There are a few situations that prospective condo buyers might find themselves in if they’re on the hunt for a new unit. Whether it’s for investment or residential purposes, you might come across a purchase opportunity where you want to put down an offer, but you’re unable to view the unit beforehand.
Why put in an offer?
Prospective condo buyers might be interested in purchasing an unseen pre-construction unit that is in the process of being built, or a foreign buyer may only have a few photos and concepts to consider before moving cities.
Further, waves of international students are always scoping out online rental sites in hopes of securing housing before they land for the start of each new semester.
Below, we’ll provide four tips to make an unseen condo purchase a bit easier in case you don’t know where to start.
Remember why you’re purchasing the unit
To start and end, you should always be thinking about why you need this unit in the first place, and if that reasoning justifies placing an offer without viewing the unit first.
If you’re a seasoned real estate investor, you probably have the experience necessary to buy into a promising project or condo site blindfolded, but newcomers may be a bit more cautious. A new investor might not see the resale potential of a balcony, but a seasoned pro would know that a balcony makes a unit more attractive and easier to rent at a premium price point.
Proximity to your needs
If you’re purchasing the unit for yourself or members of your family, you’re going to want to focus on the condo’s location. Is it close to everyone’s workplace? How far are the transit lines and/or schools?
Picking a desirable unit means you’ll be able to sell it quickly should you want to move out later, and its value will appreciate faster.
The location will also likely determine what kind of tenants you attract to a rental property. You can be sure a condo near a university campus will see nearly exclusive student interest, and thus a high turnover and demand, while a sleepier location off the beaten path might attract mature, long-term tenants with cars.
Location in building
If you can’t see the unit you’re interested in, visualize it. Understand which direction your unit faces, what floor it’s on, the surrounding neighbourhood and how close you may be to noise.
These are important details that can impact how light shines through your unit, how loud your unit might be, and how easy or hard it will be to access amenities.
Décor and layout description
Finally, you’re going to want to look over unit mock-ups or any available pictures if you’re unable to physically view the space. Get a feel for the décor and interior design by looking at the lobby and other comparable units.

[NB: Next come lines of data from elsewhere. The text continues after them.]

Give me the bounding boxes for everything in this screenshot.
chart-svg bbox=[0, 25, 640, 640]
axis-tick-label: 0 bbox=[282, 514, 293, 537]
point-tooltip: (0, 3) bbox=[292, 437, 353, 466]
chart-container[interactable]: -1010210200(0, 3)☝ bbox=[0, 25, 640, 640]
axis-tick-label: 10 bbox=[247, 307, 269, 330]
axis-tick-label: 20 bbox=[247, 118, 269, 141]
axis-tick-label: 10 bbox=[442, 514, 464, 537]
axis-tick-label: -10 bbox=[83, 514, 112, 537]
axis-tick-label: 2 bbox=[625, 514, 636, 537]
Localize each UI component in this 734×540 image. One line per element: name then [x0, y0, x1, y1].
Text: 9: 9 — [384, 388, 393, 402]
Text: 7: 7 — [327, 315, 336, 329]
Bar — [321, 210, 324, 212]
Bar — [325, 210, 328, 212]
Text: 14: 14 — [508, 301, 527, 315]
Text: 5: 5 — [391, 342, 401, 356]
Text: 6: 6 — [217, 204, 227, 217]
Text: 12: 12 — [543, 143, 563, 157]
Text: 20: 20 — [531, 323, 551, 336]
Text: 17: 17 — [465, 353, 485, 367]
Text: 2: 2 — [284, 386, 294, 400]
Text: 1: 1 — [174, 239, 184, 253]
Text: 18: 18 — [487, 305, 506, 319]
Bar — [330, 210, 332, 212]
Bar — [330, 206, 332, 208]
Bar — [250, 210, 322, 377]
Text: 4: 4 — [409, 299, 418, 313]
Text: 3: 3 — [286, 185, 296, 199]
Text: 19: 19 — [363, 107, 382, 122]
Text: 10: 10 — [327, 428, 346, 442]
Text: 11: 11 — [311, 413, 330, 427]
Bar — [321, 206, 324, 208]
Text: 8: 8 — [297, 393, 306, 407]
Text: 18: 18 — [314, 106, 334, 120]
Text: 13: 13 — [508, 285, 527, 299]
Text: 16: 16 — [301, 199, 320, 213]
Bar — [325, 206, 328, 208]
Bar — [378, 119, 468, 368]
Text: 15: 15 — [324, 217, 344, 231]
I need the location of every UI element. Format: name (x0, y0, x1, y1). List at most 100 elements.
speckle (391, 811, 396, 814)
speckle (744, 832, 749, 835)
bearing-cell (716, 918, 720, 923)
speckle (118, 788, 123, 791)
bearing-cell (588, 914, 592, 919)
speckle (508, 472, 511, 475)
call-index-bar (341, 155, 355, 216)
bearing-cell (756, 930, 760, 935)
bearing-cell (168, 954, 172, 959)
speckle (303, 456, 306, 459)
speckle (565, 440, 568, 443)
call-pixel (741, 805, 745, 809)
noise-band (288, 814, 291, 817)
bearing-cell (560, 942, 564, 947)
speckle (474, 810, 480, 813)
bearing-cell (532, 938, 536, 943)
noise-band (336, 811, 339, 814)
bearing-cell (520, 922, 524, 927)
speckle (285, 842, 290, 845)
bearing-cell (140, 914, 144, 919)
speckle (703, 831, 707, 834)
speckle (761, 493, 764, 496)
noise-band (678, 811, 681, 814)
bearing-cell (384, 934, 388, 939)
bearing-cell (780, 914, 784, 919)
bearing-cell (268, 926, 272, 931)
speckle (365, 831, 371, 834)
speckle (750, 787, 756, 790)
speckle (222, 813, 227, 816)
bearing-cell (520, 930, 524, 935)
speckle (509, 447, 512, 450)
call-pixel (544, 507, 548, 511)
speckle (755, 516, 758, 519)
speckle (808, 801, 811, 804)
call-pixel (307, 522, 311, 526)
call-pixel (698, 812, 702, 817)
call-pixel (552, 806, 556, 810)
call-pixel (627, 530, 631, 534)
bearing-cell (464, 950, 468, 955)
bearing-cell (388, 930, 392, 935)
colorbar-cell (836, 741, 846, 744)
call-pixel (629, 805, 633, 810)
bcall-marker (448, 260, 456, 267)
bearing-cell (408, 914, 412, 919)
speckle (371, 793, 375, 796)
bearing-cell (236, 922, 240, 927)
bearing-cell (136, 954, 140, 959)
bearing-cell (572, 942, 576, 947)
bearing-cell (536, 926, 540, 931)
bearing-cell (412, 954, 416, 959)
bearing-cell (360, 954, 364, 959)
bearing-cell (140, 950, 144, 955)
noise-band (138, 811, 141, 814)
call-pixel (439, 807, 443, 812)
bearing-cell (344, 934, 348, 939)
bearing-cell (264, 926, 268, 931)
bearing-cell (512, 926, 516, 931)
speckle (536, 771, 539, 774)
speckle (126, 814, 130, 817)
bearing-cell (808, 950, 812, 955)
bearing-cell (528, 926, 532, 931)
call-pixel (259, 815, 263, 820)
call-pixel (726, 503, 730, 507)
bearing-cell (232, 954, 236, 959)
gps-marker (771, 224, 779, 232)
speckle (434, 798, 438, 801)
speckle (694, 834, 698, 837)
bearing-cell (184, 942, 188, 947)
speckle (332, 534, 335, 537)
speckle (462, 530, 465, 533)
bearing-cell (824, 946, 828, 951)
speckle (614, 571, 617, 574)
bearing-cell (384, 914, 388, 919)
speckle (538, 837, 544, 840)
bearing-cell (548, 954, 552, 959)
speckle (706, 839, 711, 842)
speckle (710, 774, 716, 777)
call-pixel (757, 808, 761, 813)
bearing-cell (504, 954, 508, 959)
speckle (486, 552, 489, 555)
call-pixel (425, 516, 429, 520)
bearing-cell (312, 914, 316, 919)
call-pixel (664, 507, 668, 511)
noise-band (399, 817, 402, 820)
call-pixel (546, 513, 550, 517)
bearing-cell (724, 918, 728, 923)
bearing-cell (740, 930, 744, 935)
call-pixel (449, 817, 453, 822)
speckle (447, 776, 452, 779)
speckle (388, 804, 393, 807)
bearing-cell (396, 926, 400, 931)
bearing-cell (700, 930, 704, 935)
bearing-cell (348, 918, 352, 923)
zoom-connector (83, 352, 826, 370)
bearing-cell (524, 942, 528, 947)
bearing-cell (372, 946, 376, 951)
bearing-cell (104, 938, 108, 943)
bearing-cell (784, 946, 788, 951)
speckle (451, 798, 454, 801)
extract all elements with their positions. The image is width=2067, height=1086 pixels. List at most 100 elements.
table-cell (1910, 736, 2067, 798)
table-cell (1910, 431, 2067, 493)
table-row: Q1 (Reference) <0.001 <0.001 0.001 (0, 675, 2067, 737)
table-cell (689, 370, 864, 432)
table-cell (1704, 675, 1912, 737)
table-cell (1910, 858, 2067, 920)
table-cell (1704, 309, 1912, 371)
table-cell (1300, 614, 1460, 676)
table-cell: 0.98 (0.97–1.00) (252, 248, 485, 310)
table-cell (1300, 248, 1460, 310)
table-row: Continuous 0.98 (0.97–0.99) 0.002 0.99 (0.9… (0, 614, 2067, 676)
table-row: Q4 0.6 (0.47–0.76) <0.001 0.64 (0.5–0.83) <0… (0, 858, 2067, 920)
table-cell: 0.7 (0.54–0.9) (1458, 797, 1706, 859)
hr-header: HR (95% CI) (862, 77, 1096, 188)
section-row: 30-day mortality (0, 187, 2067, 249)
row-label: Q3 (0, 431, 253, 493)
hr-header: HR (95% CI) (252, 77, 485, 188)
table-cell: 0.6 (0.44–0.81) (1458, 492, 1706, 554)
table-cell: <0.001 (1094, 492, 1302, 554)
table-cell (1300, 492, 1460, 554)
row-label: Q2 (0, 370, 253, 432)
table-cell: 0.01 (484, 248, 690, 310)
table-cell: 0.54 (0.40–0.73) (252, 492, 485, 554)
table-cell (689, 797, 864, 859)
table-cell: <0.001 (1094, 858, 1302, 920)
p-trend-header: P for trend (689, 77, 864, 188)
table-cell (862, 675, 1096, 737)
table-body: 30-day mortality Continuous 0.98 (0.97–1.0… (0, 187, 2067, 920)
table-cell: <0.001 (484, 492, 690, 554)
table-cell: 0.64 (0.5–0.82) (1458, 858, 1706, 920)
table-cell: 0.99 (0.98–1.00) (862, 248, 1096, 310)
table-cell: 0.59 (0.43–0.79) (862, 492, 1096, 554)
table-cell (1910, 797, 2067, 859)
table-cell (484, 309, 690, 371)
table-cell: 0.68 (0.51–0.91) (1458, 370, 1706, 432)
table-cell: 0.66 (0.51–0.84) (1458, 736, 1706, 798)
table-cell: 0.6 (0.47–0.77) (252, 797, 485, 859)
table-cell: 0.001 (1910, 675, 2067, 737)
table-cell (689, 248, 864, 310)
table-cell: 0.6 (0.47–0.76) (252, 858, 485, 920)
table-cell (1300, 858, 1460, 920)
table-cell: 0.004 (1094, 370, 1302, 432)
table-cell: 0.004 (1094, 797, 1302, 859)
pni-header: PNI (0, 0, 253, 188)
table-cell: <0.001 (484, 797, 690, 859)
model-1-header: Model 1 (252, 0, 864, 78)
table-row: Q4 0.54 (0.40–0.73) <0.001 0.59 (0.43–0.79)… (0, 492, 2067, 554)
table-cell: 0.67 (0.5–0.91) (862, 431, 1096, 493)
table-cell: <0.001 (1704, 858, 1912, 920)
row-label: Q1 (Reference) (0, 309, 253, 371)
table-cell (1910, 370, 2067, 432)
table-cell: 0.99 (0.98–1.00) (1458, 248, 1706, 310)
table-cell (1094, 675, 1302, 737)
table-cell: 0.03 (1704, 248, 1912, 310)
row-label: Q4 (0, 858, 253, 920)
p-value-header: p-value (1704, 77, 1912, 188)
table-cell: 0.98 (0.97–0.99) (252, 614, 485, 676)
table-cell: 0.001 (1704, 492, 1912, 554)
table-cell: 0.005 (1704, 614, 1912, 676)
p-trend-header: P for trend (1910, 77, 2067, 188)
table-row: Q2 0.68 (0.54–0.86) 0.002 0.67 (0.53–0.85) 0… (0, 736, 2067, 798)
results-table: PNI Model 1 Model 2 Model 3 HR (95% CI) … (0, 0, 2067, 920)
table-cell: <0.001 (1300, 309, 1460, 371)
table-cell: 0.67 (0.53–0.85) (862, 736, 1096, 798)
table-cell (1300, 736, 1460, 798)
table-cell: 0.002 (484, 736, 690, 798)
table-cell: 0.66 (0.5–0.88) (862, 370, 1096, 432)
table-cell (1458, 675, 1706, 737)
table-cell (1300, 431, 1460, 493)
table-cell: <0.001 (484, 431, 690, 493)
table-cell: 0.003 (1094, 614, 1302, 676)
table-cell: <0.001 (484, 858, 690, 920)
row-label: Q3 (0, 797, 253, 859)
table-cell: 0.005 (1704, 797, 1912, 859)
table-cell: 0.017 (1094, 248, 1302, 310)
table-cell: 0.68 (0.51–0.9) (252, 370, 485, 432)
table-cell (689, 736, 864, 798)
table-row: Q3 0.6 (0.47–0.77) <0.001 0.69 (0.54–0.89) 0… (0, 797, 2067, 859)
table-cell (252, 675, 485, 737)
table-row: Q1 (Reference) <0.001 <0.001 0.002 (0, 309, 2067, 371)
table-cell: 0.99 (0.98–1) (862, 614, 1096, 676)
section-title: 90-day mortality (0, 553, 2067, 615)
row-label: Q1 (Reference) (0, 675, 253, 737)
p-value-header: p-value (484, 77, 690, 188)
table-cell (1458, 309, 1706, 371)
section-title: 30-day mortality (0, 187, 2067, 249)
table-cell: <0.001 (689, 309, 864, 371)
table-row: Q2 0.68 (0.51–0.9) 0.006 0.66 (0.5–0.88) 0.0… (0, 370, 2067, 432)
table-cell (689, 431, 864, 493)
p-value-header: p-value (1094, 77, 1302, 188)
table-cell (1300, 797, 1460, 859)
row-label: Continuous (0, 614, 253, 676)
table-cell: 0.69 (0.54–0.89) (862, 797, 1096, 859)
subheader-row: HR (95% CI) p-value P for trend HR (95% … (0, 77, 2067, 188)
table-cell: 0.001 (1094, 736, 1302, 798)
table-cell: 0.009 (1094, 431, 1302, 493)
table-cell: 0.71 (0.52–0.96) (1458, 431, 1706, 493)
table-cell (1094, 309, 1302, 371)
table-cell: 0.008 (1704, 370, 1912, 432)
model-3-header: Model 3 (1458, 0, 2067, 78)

Look for any upgrades made by previous owners as they will likely inflate the price and/or be costly to remove or replace. Note square footage and try to visualize how much bigger or smaller the unit may be compared to where you’re living now.
If it’s a resale unit, photos will be essential, helping you decide whether to make and offer on the place or wait for another opportunity. Pre-construction units tend to have lengthy descriptions of floorplans, finishes, structural details, amenities and the like. You may also be able to customize the unit to your own taste if you begin the purchasing process on time.